In terms of their logging policies, neither collects anything really worrying like IP addresses or browsing history.
However Express does log dates, server locations, and total data transferred per day.
This is a bit more heavy-handed than a lot of strict no-logs policies. However, it’s very honest about why it collects this stuff.
IPVanish claims to be a lot stricter, only collecting certain information in aggregate.
Unfortunately, it came out that IPVanish provided logs to US authorities in 2016.
So trust in their so-called ‘no logs’ policy nosedived.
The company said it has since changed ownership, and so isn’t responsible for past transgressions.
But their no logs policy hasn’t changed much since 2016, and they didn’t provide any evidence their logging policy has changed, or perform an independent audit.
If they log data, then their US location makes them extremely unsafe.
On the other hand, in the past Express servers were seized by authorities, but the server didn’t hold any logs. This is pretty rock-hard evidence that Express’s no-logs policy holds true.
For this reason, we go with ExpressVPN.
Netflix and Streaming
ExpressVPN sweeps the floor with streaming.
IPVanish is able to unblock US Netflix, but that’s it.
Express, meanwhile, holds the record for Netflix access, unblocking a staggering 28 countries. Including the US.
The total list is: Algeria, Andorra, Armenia, Bahamas, Belarus, Bosnia and Herzegovina, Canada, Cyprus, Egypt, France, Germany, Greece, Hong Kong, India, Italy, Isle of Man, Japan, Jersey, Liechtenstein, Macedonia, Malta, Monaco, Montenegro, Netherlands, Slovenia, Taiwan, UK and US.
Both also managed to access Hulu, Kodi and YouTube.
Neither have specialist servers though, so you have to ask support staff which servers work for streaming.
Both offer full access torrenting, which is amazing. No fiddling around with P2P servers.
Since Express has way more servers in more countries, that means more torrenting choice too.
IPVanish has the SOCKS5 proxy to increase torrenting speeds, although this is less secure.
Both are very torrent-friendly on their websites.
Overall, although both are amazing choices for torrentors, we have to give this one to Express.
As you might expect, they’ve both got apps for just about everything possible.
Both have the 4 standard apps: Windows, Mac, iOS, and Android.
They also have direct apps for Linux, Android TV, Firesticks, Kindle Fire, and Chromebooks, which is incredible.
IPVanish doesn’t have anything for gaming consoles, whereas Express has its Media streamer. Media streamer isn’t a VPN, however, but there’s no direct support possible for gaming consoles right now.
Both have the router option available as well, either through buying a VPN-ready router, or configuring your own. They have guides for various brands using the OpenVPN protocol.
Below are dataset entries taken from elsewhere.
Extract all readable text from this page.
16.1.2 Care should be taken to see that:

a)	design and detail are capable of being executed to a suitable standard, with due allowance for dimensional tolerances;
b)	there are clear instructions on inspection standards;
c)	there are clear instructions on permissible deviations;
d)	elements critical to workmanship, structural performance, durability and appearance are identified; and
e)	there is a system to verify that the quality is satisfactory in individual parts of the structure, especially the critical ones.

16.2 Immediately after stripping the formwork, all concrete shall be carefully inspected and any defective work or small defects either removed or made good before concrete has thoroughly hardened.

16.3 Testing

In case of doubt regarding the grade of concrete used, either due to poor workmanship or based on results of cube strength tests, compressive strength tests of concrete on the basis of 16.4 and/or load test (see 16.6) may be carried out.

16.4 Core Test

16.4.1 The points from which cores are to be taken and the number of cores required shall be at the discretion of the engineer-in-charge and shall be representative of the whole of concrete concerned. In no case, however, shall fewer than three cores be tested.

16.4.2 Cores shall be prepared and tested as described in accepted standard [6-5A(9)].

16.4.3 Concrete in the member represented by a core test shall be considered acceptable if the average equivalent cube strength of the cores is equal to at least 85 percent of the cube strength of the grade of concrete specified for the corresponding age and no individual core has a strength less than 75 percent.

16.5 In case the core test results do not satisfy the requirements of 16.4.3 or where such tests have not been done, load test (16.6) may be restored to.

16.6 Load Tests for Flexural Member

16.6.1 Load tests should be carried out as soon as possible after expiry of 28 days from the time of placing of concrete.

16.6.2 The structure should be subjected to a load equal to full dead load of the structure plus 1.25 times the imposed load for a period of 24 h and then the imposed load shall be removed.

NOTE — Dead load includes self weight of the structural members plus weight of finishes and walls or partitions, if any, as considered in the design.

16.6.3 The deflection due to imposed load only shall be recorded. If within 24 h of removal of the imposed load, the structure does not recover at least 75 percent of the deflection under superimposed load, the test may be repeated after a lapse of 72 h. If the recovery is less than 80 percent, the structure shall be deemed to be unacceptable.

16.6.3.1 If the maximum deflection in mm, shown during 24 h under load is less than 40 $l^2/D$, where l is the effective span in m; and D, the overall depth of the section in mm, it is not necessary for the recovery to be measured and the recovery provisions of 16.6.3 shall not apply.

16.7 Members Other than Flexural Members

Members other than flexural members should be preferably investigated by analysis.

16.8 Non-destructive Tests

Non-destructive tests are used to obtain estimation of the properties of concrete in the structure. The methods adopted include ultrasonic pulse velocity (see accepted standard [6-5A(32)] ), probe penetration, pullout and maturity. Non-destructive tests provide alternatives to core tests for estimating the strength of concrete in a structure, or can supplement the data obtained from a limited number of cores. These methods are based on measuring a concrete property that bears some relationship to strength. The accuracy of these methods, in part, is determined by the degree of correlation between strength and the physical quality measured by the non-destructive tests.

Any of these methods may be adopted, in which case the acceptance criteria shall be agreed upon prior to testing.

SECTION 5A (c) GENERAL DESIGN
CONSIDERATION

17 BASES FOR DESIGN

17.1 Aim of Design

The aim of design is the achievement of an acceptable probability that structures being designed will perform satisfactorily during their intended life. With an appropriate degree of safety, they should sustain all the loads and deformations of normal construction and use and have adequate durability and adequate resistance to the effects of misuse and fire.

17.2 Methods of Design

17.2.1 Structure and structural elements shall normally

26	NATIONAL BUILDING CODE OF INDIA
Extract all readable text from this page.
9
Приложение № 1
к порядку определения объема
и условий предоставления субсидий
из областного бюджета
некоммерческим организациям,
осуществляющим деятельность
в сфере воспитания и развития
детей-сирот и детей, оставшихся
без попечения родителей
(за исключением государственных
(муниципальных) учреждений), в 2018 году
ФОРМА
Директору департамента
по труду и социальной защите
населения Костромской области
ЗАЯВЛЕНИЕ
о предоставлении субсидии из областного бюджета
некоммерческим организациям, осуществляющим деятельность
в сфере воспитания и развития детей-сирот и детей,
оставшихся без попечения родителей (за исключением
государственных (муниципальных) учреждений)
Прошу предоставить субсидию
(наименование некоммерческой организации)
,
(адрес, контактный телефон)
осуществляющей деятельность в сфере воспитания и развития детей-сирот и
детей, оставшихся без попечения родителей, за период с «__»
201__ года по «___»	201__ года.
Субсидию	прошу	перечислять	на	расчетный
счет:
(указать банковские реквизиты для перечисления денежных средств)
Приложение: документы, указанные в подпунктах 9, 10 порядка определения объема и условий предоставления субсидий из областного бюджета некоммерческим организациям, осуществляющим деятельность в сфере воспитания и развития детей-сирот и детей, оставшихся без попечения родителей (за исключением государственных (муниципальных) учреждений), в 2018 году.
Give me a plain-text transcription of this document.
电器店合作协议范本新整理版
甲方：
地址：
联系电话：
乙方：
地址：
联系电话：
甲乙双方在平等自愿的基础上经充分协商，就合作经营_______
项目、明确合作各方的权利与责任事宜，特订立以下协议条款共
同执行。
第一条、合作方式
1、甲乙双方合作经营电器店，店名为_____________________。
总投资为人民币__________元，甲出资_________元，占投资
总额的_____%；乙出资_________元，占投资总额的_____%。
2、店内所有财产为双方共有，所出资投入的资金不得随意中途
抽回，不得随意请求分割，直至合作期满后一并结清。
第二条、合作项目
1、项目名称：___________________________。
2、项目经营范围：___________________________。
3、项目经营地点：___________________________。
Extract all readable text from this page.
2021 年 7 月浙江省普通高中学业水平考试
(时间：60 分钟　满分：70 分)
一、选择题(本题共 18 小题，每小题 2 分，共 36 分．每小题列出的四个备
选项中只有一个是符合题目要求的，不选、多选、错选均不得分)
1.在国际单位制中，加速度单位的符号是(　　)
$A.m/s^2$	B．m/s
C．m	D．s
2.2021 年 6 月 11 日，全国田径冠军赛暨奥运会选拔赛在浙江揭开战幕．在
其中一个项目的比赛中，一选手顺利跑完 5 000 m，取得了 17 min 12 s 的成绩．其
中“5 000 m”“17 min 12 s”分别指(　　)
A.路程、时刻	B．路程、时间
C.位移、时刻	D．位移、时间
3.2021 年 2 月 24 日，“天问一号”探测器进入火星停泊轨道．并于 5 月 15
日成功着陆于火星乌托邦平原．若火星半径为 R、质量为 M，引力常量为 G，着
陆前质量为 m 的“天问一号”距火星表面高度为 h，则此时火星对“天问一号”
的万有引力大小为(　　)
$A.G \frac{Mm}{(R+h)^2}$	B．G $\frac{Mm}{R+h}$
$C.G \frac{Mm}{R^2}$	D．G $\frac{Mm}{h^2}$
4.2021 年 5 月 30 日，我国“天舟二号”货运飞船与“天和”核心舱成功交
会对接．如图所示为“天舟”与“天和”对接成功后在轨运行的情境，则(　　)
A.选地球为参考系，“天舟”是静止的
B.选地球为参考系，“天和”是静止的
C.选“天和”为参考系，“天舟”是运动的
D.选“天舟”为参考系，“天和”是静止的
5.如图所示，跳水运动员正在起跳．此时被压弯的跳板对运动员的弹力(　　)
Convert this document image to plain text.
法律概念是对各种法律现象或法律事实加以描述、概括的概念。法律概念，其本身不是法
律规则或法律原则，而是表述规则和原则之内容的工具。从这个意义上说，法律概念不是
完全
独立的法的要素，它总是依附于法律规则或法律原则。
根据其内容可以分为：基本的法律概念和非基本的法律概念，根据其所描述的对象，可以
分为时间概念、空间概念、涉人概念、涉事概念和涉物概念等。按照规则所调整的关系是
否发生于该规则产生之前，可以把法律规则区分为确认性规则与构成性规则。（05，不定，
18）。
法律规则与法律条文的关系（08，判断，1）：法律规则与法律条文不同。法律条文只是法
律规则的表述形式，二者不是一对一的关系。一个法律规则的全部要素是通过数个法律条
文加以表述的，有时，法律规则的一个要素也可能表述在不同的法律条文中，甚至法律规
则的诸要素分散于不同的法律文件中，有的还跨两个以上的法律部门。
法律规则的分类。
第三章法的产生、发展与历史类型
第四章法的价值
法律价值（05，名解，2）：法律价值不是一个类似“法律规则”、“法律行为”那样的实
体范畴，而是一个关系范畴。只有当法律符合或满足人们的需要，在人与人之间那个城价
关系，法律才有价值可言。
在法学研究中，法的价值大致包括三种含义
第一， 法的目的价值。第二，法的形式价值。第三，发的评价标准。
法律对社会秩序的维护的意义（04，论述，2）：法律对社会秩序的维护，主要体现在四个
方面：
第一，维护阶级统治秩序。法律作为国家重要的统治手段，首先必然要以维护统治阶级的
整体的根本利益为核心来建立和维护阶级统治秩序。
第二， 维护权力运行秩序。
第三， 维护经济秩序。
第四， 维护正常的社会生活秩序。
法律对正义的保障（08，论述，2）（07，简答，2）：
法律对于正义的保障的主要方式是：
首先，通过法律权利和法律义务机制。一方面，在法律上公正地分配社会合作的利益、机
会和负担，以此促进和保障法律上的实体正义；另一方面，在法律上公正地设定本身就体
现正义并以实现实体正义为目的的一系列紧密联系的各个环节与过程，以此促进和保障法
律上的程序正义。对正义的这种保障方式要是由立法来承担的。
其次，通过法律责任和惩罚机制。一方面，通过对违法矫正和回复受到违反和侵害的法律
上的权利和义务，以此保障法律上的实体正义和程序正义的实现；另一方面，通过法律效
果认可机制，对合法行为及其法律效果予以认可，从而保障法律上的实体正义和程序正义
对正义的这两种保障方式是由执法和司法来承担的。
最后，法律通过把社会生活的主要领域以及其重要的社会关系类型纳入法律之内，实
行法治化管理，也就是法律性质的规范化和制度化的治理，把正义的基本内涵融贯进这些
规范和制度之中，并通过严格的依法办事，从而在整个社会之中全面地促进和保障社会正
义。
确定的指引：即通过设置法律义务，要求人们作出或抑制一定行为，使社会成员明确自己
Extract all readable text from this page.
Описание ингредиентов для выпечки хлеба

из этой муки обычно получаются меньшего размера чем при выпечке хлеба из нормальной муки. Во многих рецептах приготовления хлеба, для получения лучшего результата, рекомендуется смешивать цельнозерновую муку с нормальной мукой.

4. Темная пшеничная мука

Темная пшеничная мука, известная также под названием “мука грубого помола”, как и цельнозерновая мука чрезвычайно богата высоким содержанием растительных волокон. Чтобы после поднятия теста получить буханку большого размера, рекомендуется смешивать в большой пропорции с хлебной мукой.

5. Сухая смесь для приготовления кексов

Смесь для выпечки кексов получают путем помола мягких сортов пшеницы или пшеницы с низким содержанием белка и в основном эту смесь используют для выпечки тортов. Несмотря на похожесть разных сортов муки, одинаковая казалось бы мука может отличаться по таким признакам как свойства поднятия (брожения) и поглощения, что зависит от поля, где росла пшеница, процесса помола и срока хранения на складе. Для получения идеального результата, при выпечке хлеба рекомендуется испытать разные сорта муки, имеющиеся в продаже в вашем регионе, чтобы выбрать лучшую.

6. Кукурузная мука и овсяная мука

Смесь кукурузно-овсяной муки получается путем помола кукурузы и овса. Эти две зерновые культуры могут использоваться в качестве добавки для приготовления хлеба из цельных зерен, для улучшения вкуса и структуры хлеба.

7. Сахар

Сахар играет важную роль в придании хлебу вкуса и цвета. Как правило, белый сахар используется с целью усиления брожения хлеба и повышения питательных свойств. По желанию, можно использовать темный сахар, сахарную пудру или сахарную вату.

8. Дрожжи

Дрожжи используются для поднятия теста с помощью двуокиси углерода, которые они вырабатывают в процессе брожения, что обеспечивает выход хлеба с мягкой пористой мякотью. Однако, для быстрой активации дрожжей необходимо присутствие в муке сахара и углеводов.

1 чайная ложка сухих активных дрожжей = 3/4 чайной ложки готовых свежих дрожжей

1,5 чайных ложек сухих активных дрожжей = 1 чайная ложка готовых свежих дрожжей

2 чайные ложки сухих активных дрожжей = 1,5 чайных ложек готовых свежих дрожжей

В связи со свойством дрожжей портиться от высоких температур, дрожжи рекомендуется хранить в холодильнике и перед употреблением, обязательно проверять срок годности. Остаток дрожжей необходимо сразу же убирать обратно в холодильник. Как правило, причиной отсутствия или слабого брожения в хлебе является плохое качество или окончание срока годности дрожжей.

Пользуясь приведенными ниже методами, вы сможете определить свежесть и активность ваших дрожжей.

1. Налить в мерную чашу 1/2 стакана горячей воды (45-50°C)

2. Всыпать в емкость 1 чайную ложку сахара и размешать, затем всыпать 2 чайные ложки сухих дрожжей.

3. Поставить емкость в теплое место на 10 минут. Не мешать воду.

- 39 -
Both VPNs also work with Tor.
IPVanish also offers manual setup for Windows Phones, using the LT2P/IPSec protocol.
Both have Chrome extensions, though Express has Firefox as well.
Overall, there’s not much in it.
What about connections?
Well, IPVanish offers 10 simultaneous connections, and Express allows only 3.
Connections make a huge difference to people and 3 is very low, so we crown IPVanish the winner.
It’s another tie for this one, as the interfaces are both great in different ways.
ExpressVPN is easier to use, and simpler, with an attractive ultra-minimalistic interface.
IPVanish is a lot less pleasing to the eye, and a lot more cluttered. It’s more technical, with more connection stats, which advanced users will like.
Express just sticks to a server list, whilst IPVanish has a map too.
However there’s no zoom control and it groups countries together in Europe, which isn’t very useful. The US is a lot better.
ExpressVPN’s server list is a lot simpler to use. For example servers are better named, showing the city they’re located in.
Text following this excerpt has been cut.